FWGR managing director, Kevin Kruger, says: “Construction is on schedule with the thickener steelwork being erected and modifications to the mill progressing well. Commissioning is expected in November 2021.”
Prior to its acquisition, DP2 treated 180 000 tonnes per month of waste rock. Post-acquisition, the plant was converted from closed-circuit hard rock milling to three-stage cyclone milling, in an open-circuit configuration, of the coarser fractions in the slimes reclaimed from the Driefontein No. 5 dump.
“The open-circuit configuration was used due to the limited thickening capacity of the original circuit, the need for a leach density of around 1.45, and to contain capital expenditure,” says Kruger.

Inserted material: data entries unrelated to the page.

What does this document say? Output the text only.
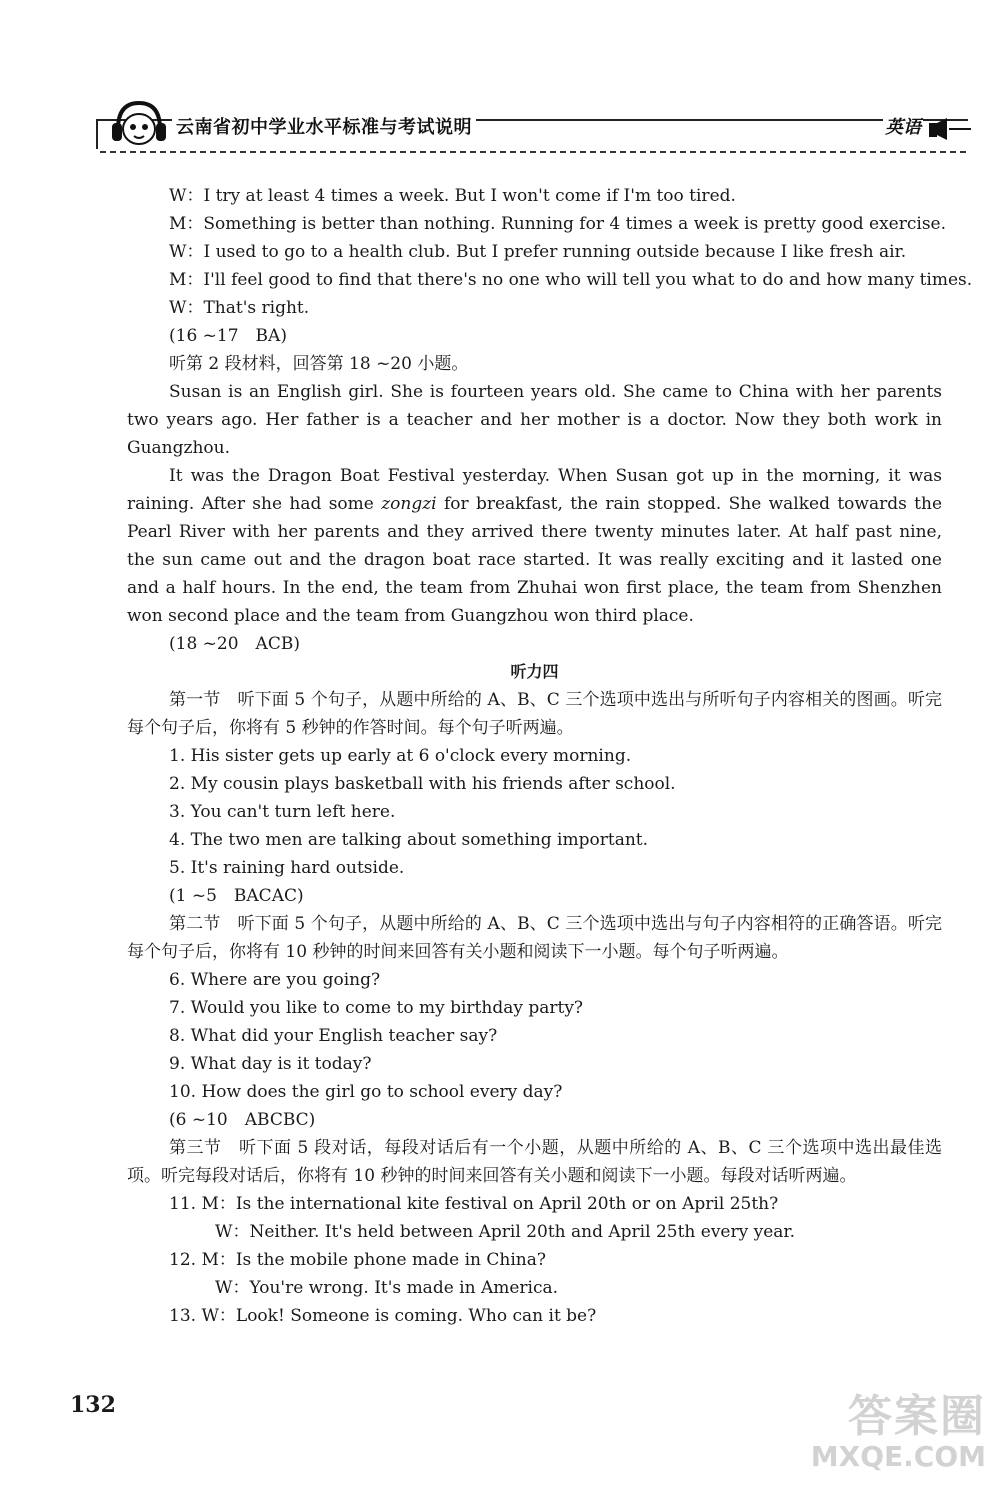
云南省初中学业水平标准与考试说明	英语
W：I try at least 4 times a week. But I won't come if I'm too tired.
M：Something is better than nothing. Running for 4 times a week is pretty good exercise.
W：I used to go to a health club. But I prefer running outside because I like fresh air.
M：I'll feel good to find that there's no one who will tell you what to do and how many times.
W：That's right.
(16 ~17　BA)
听第 2 段材料，回答第 18 ~20 小题。
Susan is an English girl. She is fourteen years old. She came to China with her parents two years ago. Her father is a teacher and her mother is a doctor. Now they both work in Guangzhou.
It was the Dragon Boat Festival yesterday. When Susan got up in the morning, it was raining. After she had some zongzi for breakfast, the rain stopped. She walked towards the Pearl River with her parents and they arrived there twenty minutes later. At half past nine, the sun came out and the dragon boat race started. It was really exciting and it lasted one and a half hours. In the end, the team from Zhuhai won first place, the team from Shenzhen won second place and the team from Guangzhou won third place.
(18 ~20　ACB)
听力四
第一节　听下面 5 个句子，从题中所给的 A、B、C 三个选项中选出与所听句子内容相关的图画。听完每个句子后，你将有 5 秒钟的作答时间。每个句子听两遍。
1. His sister gets up early at 6 o'clock every morning.
2. My cousin plays basketball with his friends after school.
3. You can't turn left here.
4. The two men are talking about something important.
5. It's raining hard outside.
(1 ~5　BACAC)
第二节　听下面 5 个句子，从题中所给的 A、B、C 三个选项中选出与句子内容相符的正确答语。听完每个句子后，你将有 10 秒钟的时间来回答有关小题和阅读下一小题。每个句子听两遍。
6. Where are you going?
7. Would you like to come to my birthday party?
8. What did your English teacher say?
9. What day is it today?
10. How does the girl go to school every day?
(6 ~10　ABCBC)
第三节　听下面 5 段对话，每段对话后有一个小题，从题中所给的 A、B、C 三个选项中选出最佳选项。听完每段对话后，你将有 10 秒钟的时间来回答有关小题和阅读下一小题。每段对话听两遍。
11. M：Is the international kite festival on April 20th or on April 25th?
W：Neither. It's held between April 20th and April 25th every year.
12. M：Is the mobile phone made in China?
W：You're wrong. It's made in America.
13. W：Look! Someone is coming. Who can it be?
132	答案圈
MXQE.COM
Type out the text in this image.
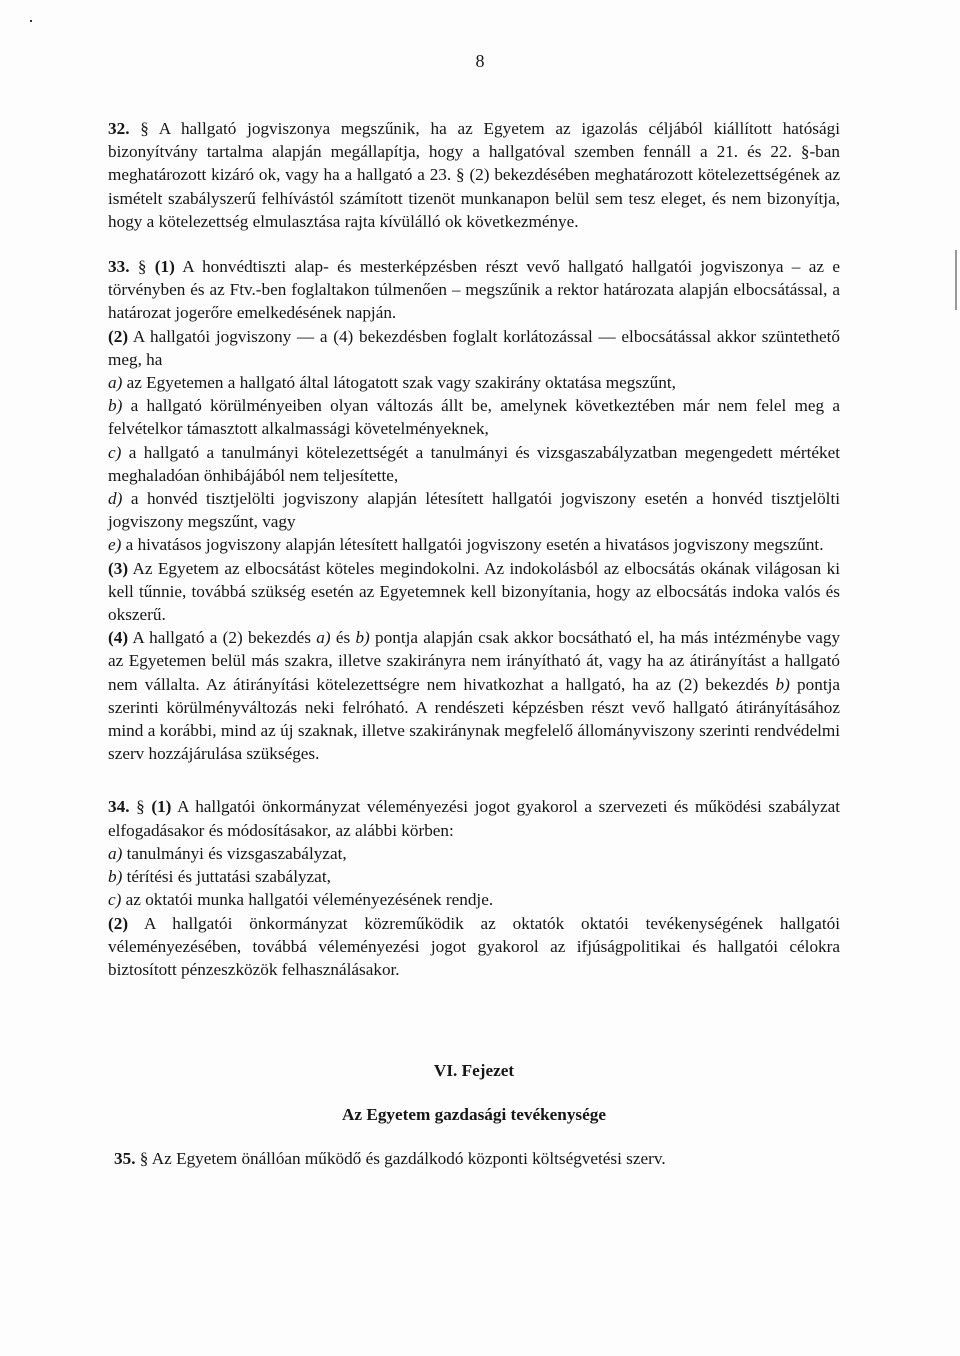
8

32. § A hallgató jogviszonya megszűnik, ha az Egyetem az igazolás céljából kiállított hatósági bizonyítvány tartalma alapján megállapítja, hogy a hallgatóval szemben fennáll a 21. és 22. §-ban meghatározott kizáró ok, vagy ha a hallgató a 23. § (2) bekezdésében meghatározott kötelezettségének az ismételt szabályszerű felhívástól számított tizenöt munkanapon belül sem tesz eleget, és nem bizonyítja, hogy a kötelezettség elmulasztása rajta kívülálló ok következménye.

33. § (1) A honvédtiszti alap- és mesterképzésben részt vevő hallgató hallgatói jogviszonya – az e törvényben és az Ftv.-ben foglaltakon túlmenően – megszűnik a rektor határozata alapján elbocsátással, a határozat jogerőre emelkedésének napján.

(2) A hallgatói jogviszony — a (4) bekezdésben foglalt korlátozással — elbocsátással akkor szüntethető meg, ha

a) az Egyetemen a hallgató által látogatott szak vagy szakirány oktatása megszűnt,

b) a hallgató körülményeiben olyan változás állt be, amelynek következtében már nem felel meg a felvételkor támasztott alkalmassági követelményeknek,

c) a hallgató a tanulmányi kötelezettségét a tanulmányi és vizsgaszabályzatban megengedett mértéket meghaladóan önhibájából nem teljesítette,

d) a honvéd tisztjelölti jogviszony alapján létesített hallgatói jogviszony esetén a honvéd tisztjelölti jogviszony megszűnt, vagy

e) a hivatásos jogviszony alapján létesített hallgatói jogviszony esetén a hivatásos jogviszony megszűnt.

(3) Az Egyetem az elbocsátást köteles megindokolni. Az indokolásból az elbocsátás okának világosan ki kell tűnnie, továbbá szükség esetén az Egyetemnek kell bizonyítania, hogy az elbocsátás indoka valós és okszerű.

(4) A hallgató a (2) bekezdés a) és b) pontja alapján csak akkor bocsátható el, ha más intézménybe vagy az Egyetemen belül más szakra, illetve szakirányra nem irányítható át, vagy ha az átirányítást a hallgató nem vállalta. Az átirányítási kötelezettségre nem hivatkozhat a hallgató, ha az (2) bekezdés b) pontja szerinti körülményváltozás neki felróható. A rendészeti képzésben részt vevő hallgató átirányításához mind a korábbi, mind az új szaknak, illetve szakiránynak megfelelő állományviszony szerinti rendvédelmi szerv hozzájárulása szükséges.

34. § (1) A hallgatói önkormányzat véleményezési jogot gyakorol a szervezeti és működési szabályzat elfogadásakor és módosításakor, az alábbi körben:

a) tanulmányi és vizsgaszabályzat,

b) térítési és juttatási szabályzat,

c) az oktatói munka hallgatói véleményezésének rendje.

(2) A hallgatói önkormányzat közreműködik az oktatók oktatói tevékenységének hallgatói véleményezésében, továbbá véleményezési jogot gyakorol az ifjúságpolitikai és hallgatói célokra biztosított pénzeszközök felhasználásakor.

VI. Fejezet

Az Egyetem gazdasági tevékenysége

35. § Az Egyetem önállóan működő és gazdálkodó központi költségvetési szerv.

“Post commissioning and optimisation of the mill, improved gold recoveries of between 46% and 49% were achieved but fell short of recoveries of more than 50% which had been indicated from laboratory test work.”
As the new, regional plant planned as part of the previously announced second phase of development of FWGR will employ closed-circuit milling, it was decided to close the circuit on the current mill to align the two.
“This will ensure that higher-grade, coarser particles don’t get just a single pass through the mill but multiple passes until fine,” says Kruger.
The conversion to closed-circuit milling entails replacing the two tertiary cyclones with a cluster of cyclones that will classify the mill discharge, together with the primary and secondary cyclone overflows.
The coarse cluster underflow will report back to the mill and the finer cyclone overflow to a new 45-metre diameter high-rate thickener. The new thickener is required to adjust the slurry density to 1.45 for treatment in the carbon in leach plant.